ジャイロは、物体の傾きを検出するものであり、正常な無線装置4の設置状態に対する傾きを検出する。
GPSは、無線装置3の位置を検出する。
又は、ジャイロ及びGPSは、定期的に傾きデータ及び位置データを蓄積するようにしてもよく、この場合には、無線切断が発生する前から装置の傾き及び位置データを取得することができ、記憶されたデータを解析することにより、装置の設置状態が変化した時期を特定することができるものである。
このようにして、ジャイロやGPSを備えた場合には、無線装置の状態について一層詳細な情報を取得することができ、無線切断の原因をある程度推定可能として、迅速に復帰させることができるものである。

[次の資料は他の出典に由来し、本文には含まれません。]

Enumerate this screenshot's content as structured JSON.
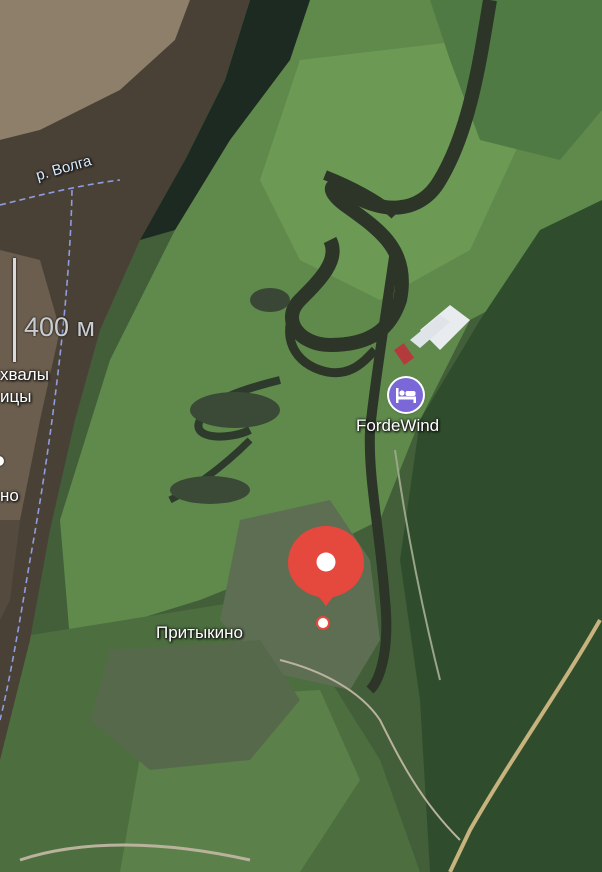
{
  "map": {
    "river_label": "р. Волга",
    "scale_text": "400 м",
    "partial_label_top": "хвалы\nицы",
    "partial_label_bottom": "но",
    "poi": {
      "label": "FordeWind",
      "icon": "hotel-bed-icon",
      "color": "#7b68d8"
    },
    "village_label": "Притыкино",
    "pin_color": "#e5483d"
  }
}
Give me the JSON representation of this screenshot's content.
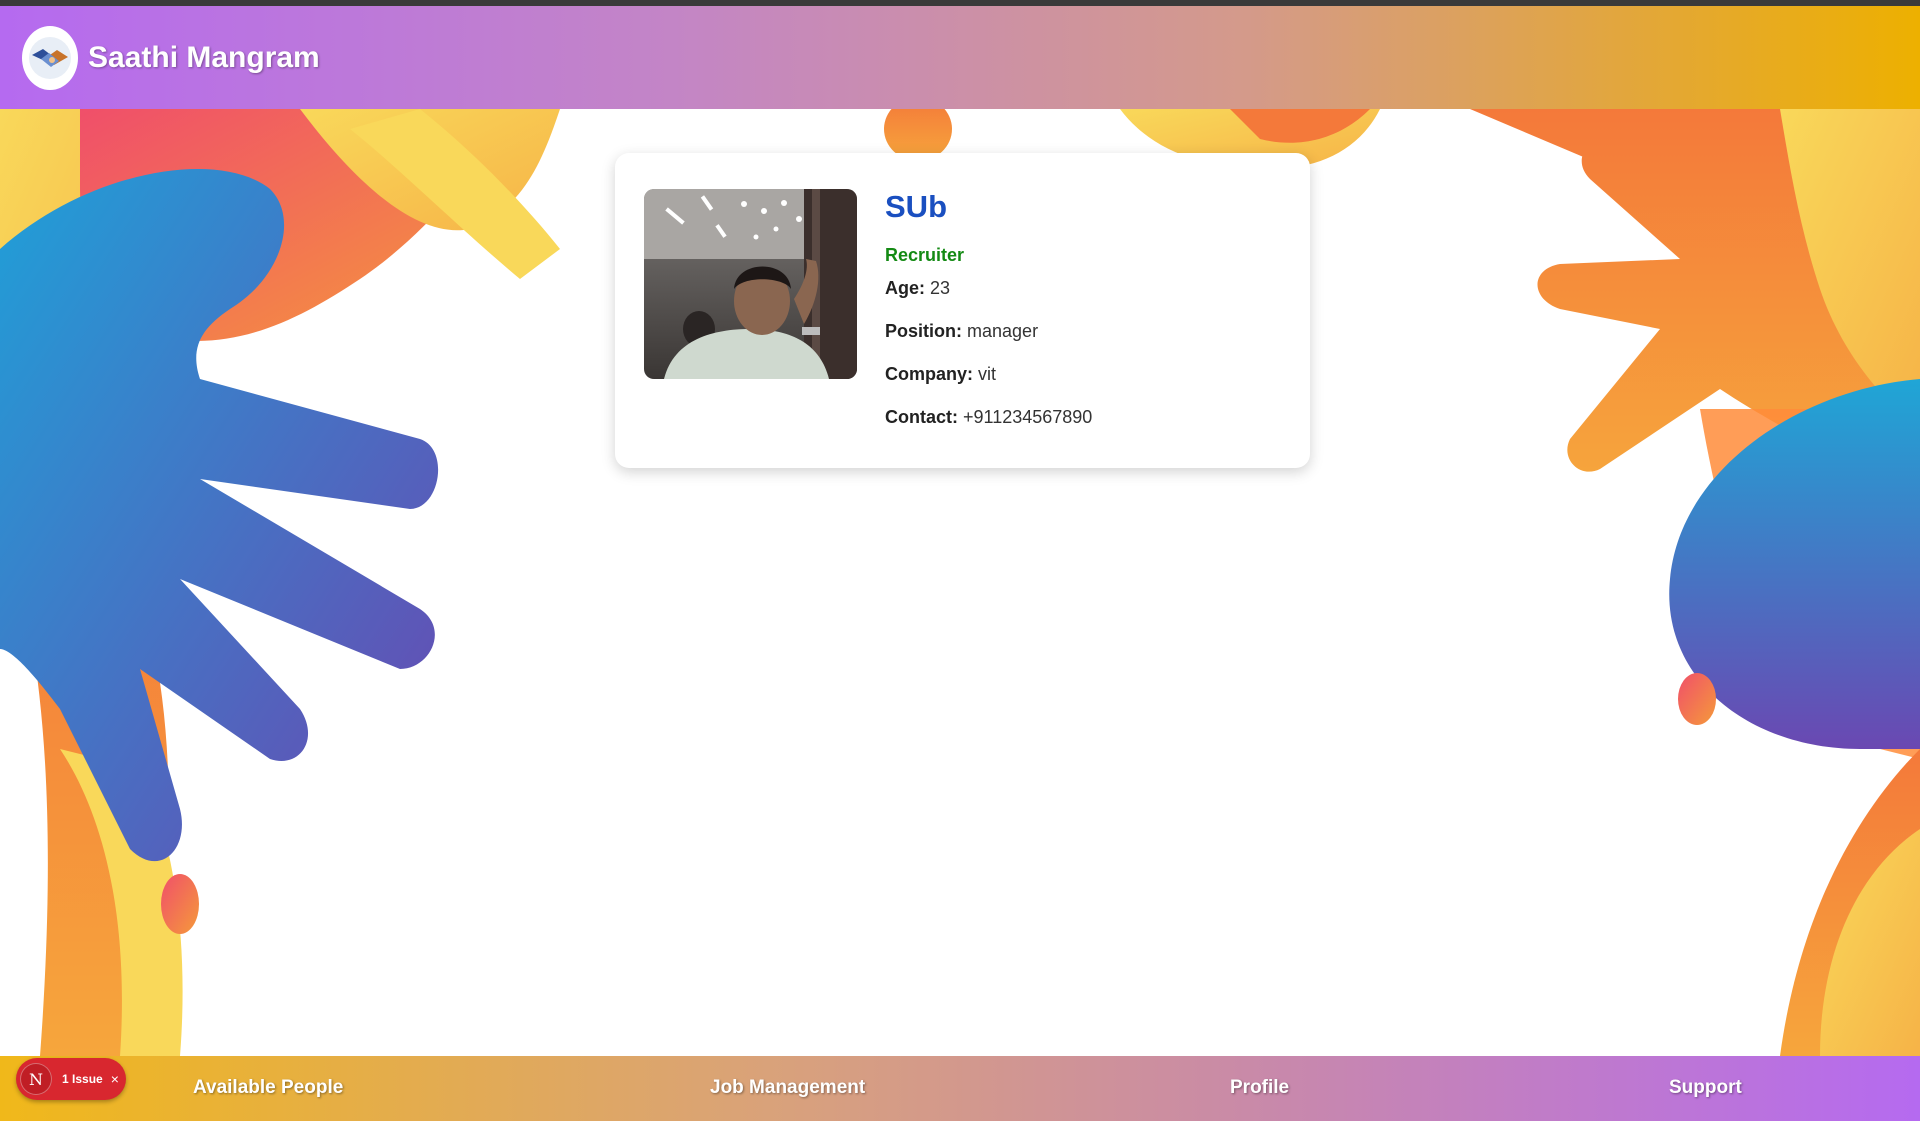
{
  "app": {
    "title": "Saathi Mangram",
    "logo_icon": "handshake-icon"
  },
  "profile": {
    "name": "SUb",
    "role": "Recruiter",
    "fields": [
      {
        "label": "Age:",
        "value": "23"
      },
      {
        "label": "Position:",
        "value": "manager"
      },
      {
        "label": "Company:",
        "value": "vit"
      },
      {
        "label": "Contact:",
        "value": "+911234567890"
      }
    ]
  },
  "nav": {
    "items": [
      {
        "label": "Available People"
      },
      {
        "label": "Job Management"
      },
      {
        "label": "Profile"
      },
      {
        "label": "Support"
      }
    ]
  },
  "issue_badge": {
    "letter": "N",
    "text": "1 Issue",
    "close": "×"
  },
  "colors": {
    "header_start": "#b56af0",
    "header_end": "#edb000",
    "name": "#1a4fc0",
    "role": "#148a14",
    "badge": "#d8272f"
  }
}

本発明の第3の実施の形態に係る無線装置によれば、送受信部31が2次元指向性可変アンテナ31aを備え、無線通信の運用開始時にレーダー動作を行って、2次元のレーダー受信データを無線接続前レーダーデータ蓄積部32に記憶しておき、無線通信の切断が検出されると、送受信部31がレーダー動作を行って切断後の2次元のレーダー受信データを取得して受信データ蓄積部35に蓄積し、データ判定部36が、受信データ蓄積部35に蓄積された切断後のレーダー受信データと、初期値とを比較して差分を算出し、ネットワークを介してユーザ端末に送信するようにしているので、切断前後の2次元上でのレーダー受信データの変化を把握することができ、より詳細な障害物の位置や大きさ等の情報を得ることができ、無線通信切断の原因解析に利用することができる効果がある。
Claims (2)
- 2つの無線装置が2点間で無線通信を行う無線システムにおいて、レーダー信号として使用可能な周波数帯域で無線通信を行う無線装置であって、
切替指示に基づいて、通信信号又はレーダー信号を切替えて送受信する送受信部と、
前記送受信部からの同期信号が一定時間入力されなかった場合に無線通信の切断を検出する検出部と、
前記切断が検出されると、レーダー信号への切替指示を前記送受信部に出力する切替部と、
データを蓄積する蓄積部と、
前記送受信部で測定された通信信号の受信電界強度が、無線通信の運用開始時に測定した受信信号の電界強度データの初期値に対して一定割合または特定値低下した場合に、前記検出部に電界強度判定信号を出力する受信電界強度判定部とを備え、
前記検出部が、前記電界強度判定信号を受信すると、当該電界強度判定信号の受信時刻または受信回数を保持し、前記無線通信の切断を検出した場合に、前記保持された電界強度判定信号の受信時刻または受信回数と、前記無線通信が切断された時刻とを前記蓄積部に蓄積すると共に、
前記送受信部が、前記レーダー信号への切替指示が入力されると、レーダー信号を特定時間送信し、当該レーダー信号の反射波を受信して、当該反射波に関するデータを前記蓄積部に蓄積することを特徴とする無線装置。 - 前記送受信部は2次元指向性可変アンテナを備えるとともに、
無線通信の運用開始時の2次元のレーダー受信データを記憶するレーダーデータ蓄積部と、
前記検出部によって前記無線通信の切断が検出されると、切断後の2次元のレーザー受信データを取得して、前記切断後の2次元のレーザー受信データと前記運用開始時の2次元のレーダー受信データとを比較して差分を算出する判定部とを備えたことを特徴とする、請求項1記載の無線装置。